Assets and retirement plans, whether they be IRAs, 401(k)s, 403(b) plans or other types of retirement plans, constitute an increasingly large percentage of our clients’ net worth. Although our attorneys do not advise clients on investment strategies, we can advise our client as to the most advantageous ways to structure their plans and beneficiary designations to best achieve their retirement estate planning objectives.
Wills and Trusts do not control disposition of assets in retirement plans. Therefore, if beneficiary designations are not drafted in concert with one’s estate planning documents, then the individuals’ estate planning objectives will not be met. For example, if a minor is named as a beneficiary of a retirement account, he or she will be entitled to complete control over that account at age 18, and a Guardian will have to be appointed to safeguard the minor’s best interest in the meantime. These problems would be solved if a trust is named the beneficiary instead of the minor individually.
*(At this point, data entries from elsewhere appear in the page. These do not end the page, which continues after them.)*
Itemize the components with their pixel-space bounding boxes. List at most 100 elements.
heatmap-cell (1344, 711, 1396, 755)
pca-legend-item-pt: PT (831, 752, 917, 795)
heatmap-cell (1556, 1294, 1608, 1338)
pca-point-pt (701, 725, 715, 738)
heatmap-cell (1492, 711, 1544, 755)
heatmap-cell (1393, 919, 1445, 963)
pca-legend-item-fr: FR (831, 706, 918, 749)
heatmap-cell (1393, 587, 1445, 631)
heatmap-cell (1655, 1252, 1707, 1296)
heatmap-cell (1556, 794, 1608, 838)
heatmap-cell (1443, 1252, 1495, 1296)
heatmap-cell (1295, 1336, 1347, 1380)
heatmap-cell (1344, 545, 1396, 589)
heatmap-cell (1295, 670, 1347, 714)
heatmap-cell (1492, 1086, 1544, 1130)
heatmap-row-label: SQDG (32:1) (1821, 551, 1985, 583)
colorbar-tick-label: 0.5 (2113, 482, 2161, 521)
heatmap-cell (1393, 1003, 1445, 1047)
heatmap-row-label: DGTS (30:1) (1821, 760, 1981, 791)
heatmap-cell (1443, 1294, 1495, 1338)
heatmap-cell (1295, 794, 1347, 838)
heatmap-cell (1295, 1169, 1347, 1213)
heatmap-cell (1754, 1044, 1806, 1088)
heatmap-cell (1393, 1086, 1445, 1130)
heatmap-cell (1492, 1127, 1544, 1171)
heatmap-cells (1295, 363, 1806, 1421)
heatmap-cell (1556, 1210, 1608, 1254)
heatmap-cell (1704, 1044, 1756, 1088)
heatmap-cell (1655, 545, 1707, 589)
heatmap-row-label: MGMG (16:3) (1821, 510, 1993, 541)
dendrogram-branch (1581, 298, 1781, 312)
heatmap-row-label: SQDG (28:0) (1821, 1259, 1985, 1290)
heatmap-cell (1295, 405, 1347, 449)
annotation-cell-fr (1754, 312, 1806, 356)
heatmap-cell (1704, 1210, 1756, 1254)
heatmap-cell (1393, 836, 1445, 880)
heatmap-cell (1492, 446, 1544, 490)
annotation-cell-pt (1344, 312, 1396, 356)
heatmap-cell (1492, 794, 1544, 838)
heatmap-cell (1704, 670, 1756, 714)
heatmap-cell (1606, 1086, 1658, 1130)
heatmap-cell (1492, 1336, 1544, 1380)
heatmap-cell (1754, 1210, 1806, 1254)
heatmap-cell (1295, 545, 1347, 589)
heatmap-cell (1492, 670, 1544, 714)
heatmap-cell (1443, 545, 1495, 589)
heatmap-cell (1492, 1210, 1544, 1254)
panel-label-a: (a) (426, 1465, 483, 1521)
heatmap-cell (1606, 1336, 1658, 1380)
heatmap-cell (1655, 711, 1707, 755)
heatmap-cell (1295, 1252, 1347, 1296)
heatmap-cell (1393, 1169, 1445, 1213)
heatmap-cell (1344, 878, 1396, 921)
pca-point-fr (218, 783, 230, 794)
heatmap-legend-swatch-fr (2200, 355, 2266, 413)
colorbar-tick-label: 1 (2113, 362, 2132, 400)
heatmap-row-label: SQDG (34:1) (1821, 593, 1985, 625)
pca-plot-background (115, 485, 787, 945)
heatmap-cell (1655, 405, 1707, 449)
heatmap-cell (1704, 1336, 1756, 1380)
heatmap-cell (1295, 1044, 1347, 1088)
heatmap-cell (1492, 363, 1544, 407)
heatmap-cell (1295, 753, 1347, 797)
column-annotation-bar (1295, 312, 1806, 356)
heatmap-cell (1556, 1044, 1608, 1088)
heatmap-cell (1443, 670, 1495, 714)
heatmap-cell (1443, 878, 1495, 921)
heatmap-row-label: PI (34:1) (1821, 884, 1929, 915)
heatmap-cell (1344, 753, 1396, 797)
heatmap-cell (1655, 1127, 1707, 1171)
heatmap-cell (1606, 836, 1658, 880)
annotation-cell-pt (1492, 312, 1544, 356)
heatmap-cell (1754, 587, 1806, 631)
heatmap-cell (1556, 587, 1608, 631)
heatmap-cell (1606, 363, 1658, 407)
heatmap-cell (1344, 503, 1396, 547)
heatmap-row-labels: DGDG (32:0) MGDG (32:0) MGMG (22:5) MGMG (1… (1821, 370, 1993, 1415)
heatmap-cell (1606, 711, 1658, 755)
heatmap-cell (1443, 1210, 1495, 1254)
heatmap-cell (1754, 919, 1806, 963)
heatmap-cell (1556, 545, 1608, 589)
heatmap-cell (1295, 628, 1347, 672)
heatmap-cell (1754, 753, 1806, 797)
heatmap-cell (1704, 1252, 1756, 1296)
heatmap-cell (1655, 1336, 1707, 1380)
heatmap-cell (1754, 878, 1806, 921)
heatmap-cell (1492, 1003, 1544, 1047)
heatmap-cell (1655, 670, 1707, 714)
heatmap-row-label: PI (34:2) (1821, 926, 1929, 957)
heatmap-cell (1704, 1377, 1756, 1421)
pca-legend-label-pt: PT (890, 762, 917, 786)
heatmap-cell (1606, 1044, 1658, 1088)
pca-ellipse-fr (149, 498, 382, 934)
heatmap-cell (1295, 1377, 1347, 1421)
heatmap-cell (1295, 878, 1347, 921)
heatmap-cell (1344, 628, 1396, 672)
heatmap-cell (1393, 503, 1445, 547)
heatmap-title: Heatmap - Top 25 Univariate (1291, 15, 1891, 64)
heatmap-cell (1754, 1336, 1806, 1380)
Further, if beneficiary designations are not drafted with an understanding of the IRS rules and regulations governing retirement accounts, payments to beneficiaries may have to be accelerated–paid out completely within five years after death. With the proper planning, those payments from a decedent’s retirement plans may be stretched out over the life expectancy of children and grandchildren, thus deferring the imposition of income tax and potentially lowering the applicable income tax rates.
Our attorneys can assist you in avoiding the complexities of the IRS rules and to ensure that your retirement plans are consistent with the remainder of your estate planning and income tax objectives.